Earlier this year, before the City submitted its grant application for Round 3 of the Restore NY program in May, Mayor Scalera pitched to the Council a plan--which was to be our Round 3 Restore NY grant proposal--to purchase the LB building, demolish part of it, and construct a road to the waterfront along the south side of the building, skirting the north edge of the South Bay. I asked some questions and was assured that the roadbed would be constructed to absorb vibration and the roadway would be screened to reduce noise and visual impacts. The road was the perfect solution, even though it was tied in with some things that seemed less than ideal: paying what seemed an inflated price for the LB building and ending up owning part of a building we weren't sure what to do with.

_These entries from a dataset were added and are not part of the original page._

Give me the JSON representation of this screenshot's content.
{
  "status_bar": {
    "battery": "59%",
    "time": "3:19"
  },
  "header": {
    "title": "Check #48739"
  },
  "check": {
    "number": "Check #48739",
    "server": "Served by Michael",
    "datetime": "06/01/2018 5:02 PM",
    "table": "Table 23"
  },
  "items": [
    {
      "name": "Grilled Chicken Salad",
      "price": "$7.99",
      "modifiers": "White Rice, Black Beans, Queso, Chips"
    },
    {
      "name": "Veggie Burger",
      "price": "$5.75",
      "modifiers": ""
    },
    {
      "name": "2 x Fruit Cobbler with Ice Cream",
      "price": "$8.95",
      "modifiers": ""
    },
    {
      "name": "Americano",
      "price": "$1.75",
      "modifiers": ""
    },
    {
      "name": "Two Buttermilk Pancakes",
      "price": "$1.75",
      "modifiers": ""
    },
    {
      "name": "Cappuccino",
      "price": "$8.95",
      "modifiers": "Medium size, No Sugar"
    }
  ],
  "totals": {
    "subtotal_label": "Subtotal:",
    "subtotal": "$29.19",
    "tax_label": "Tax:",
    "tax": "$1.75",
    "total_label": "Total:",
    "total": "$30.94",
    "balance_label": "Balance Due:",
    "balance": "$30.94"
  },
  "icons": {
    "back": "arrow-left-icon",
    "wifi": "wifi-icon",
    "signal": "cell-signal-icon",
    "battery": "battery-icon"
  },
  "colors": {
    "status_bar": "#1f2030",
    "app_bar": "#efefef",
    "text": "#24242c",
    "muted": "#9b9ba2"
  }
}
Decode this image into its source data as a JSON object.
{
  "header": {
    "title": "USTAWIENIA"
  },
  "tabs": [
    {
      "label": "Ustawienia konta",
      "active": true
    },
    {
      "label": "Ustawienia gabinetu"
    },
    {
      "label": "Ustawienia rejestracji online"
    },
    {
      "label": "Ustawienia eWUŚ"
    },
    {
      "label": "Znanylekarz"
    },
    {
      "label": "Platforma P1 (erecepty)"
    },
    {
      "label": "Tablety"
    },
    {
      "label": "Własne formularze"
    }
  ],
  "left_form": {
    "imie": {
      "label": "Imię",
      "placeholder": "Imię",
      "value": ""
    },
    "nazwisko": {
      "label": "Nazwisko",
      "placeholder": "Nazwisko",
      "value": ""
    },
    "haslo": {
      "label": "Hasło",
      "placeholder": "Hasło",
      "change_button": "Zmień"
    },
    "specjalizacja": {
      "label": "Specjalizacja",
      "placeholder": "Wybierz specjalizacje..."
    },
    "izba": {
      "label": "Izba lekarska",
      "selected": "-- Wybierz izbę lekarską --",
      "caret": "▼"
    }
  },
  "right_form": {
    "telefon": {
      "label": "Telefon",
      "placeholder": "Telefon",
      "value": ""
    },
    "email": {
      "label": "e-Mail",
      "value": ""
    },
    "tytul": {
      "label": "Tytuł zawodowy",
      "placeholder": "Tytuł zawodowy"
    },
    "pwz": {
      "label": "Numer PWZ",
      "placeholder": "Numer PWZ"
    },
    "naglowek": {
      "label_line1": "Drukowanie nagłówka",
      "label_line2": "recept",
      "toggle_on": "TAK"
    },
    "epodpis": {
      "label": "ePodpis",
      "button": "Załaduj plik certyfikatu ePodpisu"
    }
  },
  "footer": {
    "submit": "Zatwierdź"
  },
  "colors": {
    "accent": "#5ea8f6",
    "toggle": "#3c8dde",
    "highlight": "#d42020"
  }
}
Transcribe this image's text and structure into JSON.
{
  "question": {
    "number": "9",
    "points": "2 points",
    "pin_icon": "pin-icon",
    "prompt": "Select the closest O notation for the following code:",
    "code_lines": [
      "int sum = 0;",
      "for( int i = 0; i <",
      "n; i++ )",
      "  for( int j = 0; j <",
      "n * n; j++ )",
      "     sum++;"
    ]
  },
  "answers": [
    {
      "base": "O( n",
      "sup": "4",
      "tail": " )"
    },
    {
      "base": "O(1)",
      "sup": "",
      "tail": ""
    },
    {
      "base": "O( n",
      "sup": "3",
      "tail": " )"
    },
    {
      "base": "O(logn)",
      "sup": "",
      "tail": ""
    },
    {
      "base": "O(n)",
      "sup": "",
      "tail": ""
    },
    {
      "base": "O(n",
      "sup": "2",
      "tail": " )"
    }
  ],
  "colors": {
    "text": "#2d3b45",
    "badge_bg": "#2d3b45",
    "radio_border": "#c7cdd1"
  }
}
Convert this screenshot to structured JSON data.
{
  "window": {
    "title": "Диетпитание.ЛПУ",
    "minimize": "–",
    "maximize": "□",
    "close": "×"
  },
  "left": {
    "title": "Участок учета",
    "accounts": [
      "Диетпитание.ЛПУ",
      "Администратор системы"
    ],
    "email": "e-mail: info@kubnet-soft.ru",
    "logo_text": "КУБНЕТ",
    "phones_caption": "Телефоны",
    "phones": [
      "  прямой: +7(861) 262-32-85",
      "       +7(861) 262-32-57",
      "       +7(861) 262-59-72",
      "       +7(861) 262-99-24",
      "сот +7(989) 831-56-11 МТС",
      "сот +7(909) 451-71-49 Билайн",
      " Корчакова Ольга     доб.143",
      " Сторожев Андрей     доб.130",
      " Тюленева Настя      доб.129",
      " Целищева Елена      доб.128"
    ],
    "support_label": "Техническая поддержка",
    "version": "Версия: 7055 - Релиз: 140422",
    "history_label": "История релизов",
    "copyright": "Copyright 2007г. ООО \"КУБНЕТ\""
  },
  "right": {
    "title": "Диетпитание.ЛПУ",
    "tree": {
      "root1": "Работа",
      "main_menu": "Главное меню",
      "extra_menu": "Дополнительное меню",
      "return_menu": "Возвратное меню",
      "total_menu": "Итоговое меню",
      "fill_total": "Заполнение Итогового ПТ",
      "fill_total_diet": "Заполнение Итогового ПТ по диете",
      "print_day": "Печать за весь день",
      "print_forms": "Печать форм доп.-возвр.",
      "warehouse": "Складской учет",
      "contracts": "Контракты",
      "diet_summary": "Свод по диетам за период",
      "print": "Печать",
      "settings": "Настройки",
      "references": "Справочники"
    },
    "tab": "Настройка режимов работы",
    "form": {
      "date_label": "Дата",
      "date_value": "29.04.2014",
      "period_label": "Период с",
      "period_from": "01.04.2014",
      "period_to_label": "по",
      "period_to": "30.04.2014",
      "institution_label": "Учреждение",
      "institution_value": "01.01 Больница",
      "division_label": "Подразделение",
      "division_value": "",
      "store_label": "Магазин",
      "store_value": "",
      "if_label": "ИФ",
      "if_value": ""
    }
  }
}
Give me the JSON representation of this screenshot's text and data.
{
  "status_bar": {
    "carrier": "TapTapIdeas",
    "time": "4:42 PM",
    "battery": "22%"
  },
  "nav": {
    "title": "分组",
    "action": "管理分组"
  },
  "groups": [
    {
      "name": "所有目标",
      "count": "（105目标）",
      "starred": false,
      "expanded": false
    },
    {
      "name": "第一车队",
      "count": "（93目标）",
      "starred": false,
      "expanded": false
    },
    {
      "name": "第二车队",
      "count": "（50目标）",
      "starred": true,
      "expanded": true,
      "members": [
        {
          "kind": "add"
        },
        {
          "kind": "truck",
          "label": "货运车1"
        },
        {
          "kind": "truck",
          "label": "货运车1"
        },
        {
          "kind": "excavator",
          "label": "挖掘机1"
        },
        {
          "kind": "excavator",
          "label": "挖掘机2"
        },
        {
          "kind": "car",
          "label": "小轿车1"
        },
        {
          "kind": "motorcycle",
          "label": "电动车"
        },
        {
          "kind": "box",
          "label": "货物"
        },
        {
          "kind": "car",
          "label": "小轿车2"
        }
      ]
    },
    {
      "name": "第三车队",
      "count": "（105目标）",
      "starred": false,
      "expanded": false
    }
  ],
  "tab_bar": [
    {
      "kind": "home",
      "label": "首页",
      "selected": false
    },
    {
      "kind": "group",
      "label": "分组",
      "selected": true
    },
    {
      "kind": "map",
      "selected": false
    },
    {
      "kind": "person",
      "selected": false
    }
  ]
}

No sooner was the plan pitched than it unraveled. It occurred to the mayor and The Grant Writers--right there at the meeting--that Restore NY funds could not be used to purchase property. Instead of taking the first step toward creating a new route to the waterfront, the City ended up using its Restore NY grant potential to apply for money to demolish the old Schroeder Chevrolet building so the new owner could build something else there.

Although withdrawn as soon as it was presented, the idea of a properly constructed public road from 9G to the waterfront is what the City should be supporting in the LWRP not a private road through an ecologically sensitive wetland. Beyond solving the immediate problem of getting the gravel trucks (and the salt trucks in winter) off our residential streets, the road would enable the preservation and renewal of the South Bay as a recreational resource and provide a much needed gateway to the waterfront.

The Namesake Celebration earlier this summer demonstrated to me how badly we need such a gateway. It wasn't easy directing people to the waterfront. A reporter from Hillsdale confessed that she had no idea where Hudson's waterfront was! The congestion on Saturday night after the concert and the traffic heading up Allen Street made it clear that another way out was needed.

A new road south of LB, along the north edge of South Bay, heading for Front Street and the grade-level crossing of the railroad tracks would be the perfect access to the river not only for gravel trucks but for kayakers and boaters heading for the boat launch and the Power Boat Club and for visitors coming to events at the Henry Hudson Riverfront Park. As a community, we should settle for nothing less, and our LWRP should support that.